Ärzte Zeitung, 10.10.2016

Euthyreot

Doch Gefahr durch Herztod?

Selbst bei euthyreoten Menschen sind höhere Spiegel an freiem Thyroxin (fT4) im Blut mit einem erhöhten Risiko für plötzlichen Herztod assoziiert. Das legen die Ergebnisse der Rotterdam-Studie nahe.

Von Peter Leiner

ROTTERDAM. Die Rotterdam-Studie ist eine prospektive populationsgestützte Kohortenstudie mit Teilnehmern im mittleren und höheren Alter, in der die Entstehung unter anderem von kardiovaskulären Erkrankungen und deren Auslöser untersucht wird.

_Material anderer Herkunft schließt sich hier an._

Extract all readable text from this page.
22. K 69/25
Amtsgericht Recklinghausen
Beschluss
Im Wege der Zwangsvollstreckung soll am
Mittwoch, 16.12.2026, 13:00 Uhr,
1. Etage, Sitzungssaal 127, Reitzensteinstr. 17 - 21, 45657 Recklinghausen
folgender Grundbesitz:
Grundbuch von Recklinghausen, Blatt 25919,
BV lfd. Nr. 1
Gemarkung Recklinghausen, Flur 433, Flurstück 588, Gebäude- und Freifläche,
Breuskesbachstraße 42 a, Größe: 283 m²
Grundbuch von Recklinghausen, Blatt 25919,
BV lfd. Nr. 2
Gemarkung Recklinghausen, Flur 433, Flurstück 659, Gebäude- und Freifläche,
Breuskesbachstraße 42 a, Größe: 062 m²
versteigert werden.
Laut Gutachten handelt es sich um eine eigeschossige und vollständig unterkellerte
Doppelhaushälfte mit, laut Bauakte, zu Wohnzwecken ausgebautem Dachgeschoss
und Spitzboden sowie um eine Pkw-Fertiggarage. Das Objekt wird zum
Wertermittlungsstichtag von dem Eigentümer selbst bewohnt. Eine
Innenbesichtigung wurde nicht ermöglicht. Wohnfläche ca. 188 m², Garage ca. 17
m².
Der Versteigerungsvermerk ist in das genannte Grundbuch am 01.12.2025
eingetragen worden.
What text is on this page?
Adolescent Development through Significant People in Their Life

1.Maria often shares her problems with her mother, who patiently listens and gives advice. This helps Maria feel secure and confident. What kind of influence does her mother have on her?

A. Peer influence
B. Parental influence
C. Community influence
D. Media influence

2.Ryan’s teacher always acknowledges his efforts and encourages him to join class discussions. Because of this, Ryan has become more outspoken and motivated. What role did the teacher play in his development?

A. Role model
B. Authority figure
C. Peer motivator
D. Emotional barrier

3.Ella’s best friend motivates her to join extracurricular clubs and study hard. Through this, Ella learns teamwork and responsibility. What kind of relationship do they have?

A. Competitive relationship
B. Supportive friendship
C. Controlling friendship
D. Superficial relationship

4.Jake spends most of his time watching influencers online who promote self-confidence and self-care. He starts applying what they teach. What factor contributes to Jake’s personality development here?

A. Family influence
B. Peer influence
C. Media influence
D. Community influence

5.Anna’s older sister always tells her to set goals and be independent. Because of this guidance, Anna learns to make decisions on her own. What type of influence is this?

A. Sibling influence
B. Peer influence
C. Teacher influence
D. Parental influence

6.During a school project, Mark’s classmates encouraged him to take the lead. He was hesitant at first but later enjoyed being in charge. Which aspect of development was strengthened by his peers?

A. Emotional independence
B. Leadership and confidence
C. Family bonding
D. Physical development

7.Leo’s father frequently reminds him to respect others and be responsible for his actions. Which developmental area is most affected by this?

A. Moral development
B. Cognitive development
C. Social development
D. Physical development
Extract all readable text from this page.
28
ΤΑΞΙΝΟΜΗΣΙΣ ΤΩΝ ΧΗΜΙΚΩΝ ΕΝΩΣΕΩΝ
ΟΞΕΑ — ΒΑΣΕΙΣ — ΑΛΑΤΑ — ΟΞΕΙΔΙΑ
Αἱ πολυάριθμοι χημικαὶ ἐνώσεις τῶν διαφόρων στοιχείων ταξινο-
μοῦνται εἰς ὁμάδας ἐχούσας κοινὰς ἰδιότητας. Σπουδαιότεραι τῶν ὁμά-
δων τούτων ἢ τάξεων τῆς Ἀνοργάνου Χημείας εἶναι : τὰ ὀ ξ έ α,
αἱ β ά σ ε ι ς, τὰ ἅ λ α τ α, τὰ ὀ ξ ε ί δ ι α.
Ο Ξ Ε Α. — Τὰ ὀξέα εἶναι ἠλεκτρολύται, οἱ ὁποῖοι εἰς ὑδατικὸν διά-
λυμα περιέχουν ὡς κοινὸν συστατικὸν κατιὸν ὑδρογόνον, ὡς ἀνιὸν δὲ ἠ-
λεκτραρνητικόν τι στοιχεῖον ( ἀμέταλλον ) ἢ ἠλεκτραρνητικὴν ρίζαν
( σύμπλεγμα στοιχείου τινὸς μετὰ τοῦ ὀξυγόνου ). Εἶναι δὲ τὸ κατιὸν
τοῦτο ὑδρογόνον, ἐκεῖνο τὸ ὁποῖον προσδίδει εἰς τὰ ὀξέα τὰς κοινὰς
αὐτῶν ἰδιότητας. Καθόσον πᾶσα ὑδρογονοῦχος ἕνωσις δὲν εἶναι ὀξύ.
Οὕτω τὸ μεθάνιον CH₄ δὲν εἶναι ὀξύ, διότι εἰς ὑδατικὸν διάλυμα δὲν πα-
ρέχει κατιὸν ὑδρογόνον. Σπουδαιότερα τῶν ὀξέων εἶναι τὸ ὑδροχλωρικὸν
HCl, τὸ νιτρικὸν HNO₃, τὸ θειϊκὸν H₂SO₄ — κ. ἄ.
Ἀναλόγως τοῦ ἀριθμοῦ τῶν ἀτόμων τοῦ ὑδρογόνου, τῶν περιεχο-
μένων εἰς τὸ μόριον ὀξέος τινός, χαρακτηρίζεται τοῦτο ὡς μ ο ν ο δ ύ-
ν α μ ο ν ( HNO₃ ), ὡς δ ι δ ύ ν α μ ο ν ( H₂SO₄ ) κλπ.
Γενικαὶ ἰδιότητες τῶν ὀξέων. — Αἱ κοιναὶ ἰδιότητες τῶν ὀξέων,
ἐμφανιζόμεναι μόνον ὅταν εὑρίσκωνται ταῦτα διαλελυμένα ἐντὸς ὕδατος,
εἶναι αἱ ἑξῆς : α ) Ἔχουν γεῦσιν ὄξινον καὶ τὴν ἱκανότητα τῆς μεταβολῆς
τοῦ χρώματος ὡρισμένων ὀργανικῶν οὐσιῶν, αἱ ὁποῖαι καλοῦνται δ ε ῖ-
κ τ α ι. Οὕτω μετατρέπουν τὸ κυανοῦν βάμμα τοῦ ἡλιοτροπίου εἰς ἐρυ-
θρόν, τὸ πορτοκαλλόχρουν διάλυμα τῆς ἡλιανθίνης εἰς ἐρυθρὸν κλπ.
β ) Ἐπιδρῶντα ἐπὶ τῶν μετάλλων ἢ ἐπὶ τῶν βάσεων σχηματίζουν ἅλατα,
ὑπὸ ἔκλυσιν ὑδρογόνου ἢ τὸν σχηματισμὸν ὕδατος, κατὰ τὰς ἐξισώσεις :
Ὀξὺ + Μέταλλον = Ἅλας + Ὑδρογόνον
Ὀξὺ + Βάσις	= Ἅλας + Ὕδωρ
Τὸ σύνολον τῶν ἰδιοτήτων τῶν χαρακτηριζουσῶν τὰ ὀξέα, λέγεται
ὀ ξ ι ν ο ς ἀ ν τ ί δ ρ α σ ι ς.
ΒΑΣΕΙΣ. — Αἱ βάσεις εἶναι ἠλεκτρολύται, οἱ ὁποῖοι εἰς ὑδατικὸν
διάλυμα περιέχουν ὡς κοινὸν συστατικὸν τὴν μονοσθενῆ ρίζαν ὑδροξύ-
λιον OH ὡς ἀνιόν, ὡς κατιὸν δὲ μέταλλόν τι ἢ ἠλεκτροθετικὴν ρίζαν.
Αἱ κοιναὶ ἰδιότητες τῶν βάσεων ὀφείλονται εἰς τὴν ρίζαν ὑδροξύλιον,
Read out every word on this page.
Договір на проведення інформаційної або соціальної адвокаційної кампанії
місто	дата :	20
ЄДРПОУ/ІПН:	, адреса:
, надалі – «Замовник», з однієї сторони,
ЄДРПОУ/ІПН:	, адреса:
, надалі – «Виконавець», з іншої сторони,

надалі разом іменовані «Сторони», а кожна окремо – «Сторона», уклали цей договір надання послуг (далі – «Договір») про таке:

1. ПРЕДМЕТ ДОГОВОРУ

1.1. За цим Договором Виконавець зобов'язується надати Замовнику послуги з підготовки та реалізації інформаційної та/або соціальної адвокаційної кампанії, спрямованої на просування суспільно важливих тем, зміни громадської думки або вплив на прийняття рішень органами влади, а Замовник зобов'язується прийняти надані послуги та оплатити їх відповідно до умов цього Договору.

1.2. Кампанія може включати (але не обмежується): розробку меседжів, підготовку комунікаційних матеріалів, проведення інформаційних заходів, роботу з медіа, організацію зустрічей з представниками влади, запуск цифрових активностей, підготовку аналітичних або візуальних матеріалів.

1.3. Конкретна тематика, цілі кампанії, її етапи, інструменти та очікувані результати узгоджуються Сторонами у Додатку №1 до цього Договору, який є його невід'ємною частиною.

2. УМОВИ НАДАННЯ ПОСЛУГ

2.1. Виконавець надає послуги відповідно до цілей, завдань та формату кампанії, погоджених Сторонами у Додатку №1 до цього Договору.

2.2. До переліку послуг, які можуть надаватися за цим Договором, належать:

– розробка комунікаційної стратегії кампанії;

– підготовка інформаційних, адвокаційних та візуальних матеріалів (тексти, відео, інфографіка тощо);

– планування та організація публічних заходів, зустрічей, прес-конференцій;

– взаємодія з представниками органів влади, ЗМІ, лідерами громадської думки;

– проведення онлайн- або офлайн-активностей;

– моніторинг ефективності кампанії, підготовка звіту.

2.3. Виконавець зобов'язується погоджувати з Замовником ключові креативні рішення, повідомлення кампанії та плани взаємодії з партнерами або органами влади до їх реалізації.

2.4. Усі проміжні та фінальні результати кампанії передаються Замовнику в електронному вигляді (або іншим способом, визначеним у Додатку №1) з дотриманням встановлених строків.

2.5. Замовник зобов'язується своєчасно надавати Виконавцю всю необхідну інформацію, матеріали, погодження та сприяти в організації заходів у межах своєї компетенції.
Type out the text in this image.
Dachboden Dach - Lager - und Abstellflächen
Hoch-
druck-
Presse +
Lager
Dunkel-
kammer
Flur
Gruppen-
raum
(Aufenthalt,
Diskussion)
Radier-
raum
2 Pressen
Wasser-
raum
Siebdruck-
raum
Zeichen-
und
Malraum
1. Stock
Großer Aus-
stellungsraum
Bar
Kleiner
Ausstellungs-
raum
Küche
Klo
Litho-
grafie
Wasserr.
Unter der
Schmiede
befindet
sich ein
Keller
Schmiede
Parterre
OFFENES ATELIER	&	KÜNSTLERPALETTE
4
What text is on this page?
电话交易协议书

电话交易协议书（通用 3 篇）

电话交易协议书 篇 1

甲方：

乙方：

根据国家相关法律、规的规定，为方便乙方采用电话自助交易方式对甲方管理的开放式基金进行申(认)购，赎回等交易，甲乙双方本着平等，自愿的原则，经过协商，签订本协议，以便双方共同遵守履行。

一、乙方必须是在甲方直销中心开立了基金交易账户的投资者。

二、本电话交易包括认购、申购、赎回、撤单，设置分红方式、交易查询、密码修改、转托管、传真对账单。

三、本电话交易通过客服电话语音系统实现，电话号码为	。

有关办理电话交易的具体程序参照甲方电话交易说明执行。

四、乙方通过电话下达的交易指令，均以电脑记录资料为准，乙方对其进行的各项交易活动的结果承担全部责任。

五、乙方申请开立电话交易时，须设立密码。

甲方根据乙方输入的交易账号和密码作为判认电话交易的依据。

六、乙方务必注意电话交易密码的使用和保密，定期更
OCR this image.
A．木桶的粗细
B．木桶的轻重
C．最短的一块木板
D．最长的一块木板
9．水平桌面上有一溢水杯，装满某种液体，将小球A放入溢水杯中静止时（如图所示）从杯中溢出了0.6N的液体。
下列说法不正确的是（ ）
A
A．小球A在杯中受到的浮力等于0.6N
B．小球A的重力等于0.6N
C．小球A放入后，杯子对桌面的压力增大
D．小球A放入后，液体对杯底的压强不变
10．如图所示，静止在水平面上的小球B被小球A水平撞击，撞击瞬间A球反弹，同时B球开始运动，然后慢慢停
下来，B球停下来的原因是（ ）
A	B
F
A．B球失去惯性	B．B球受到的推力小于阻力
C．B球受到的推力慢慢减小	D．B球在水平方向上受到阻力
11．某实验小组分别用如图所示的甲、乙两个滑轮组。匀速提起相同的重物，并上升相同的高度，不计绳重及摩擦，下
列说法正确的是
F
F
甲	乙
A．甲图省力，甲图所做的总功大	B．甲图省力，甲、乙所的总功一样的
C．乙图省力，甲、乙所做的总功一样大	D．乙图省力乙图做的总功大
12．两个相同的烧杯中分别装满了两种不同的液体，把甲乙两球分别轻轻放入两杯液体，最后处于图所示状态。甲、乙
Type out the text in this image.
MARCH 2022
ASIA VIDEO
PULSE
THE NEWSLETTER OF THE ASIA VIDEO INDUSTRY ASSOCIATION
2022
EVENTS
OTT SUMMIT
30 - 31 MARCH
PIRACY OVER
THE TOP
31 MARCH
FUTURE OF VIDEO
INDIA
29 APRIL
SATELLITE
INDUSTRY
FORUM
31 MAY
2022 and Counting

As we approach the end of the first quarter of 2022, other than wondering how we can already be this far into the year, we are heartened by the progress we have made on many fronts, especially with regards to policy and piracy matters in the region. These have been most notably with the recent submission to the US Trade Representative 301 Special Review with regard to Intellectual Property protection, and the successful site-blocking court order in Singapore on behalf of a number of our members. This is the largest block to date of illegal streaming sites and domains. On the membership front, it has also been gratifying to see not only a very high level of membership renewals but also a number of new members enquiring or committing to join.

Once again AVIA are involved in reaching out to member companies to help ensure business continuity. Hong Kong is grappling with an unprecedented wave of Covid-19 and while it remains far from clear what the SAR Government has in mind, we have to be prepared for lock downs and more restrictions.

Für ihre Untersuchung nutzten Dr. Layal Chaker vom Rotterdam Thyroid Center und ihre Kollegen die Befunde von mehr als 10.300 Studienteilnehmern im Alter von mindestens 45 Jahren (Circulation 2016; 134: 713–722). Ziel der Studie war es, die Assoziation zwischen TSH- und fT4-Werten und dem Risiko für plötzlichen Herztod in der Allgemeinbevölkerung zu bestimmen. Als euthyreot galten Teilnehmer, wenn ihr TSH-Wert zwischen 0,4 und 4,0 mIU / l lag. Der Referenzbereich von fT4 reichte von 0,85 bis 1,95 ng / dl.

Studie mit 10.318 Patienten

Ein Studienausschluss erfolgte bei Werten außerhalb dieses Bereiches. Der plötzliche Herztod war definiert als unerwarteter natürlicher Tod aus kardialer Ursache innerhalb einer Stunde nach Beginn der akuten Symptome, angekündigt durch plötzliche Bewusstlosigkeit. Alle primären Analysen waren alters- und geschlechtsadjustiert.

In der Multivariatanalyse wurden darüber hinaus noch Pulsfrequenz, Hypertonie, Serumcholesterin, Diabetes mellitus, Rauchen, BMI und QTIntervall berücksichtigt. Von allen 10.318 Studienteilnehmern lagen insgesamt 10.314 TSH-Werte und 10.225 fT4-Werte für die Analyse vor. Verlaufsbestimmungen der Parameter gab es nicht.

Erhöhter fT4-Spiegel riskant

Die Ärzte berichten, dass innerhalb des medianen Follow-up von 9,1 Jahren (maximal 21,2 Jahre) bei 261 Teilnehmern ein plötzlicher Herztod dokumentiert worden sei. Das entspricht einer Inzidenz von 3,1 pro 1000 Personenjahren. In der Gruppe der ausschließlich euthyreoten Teilnehmer waren es 231 Fälle von plötzlichem Herztod.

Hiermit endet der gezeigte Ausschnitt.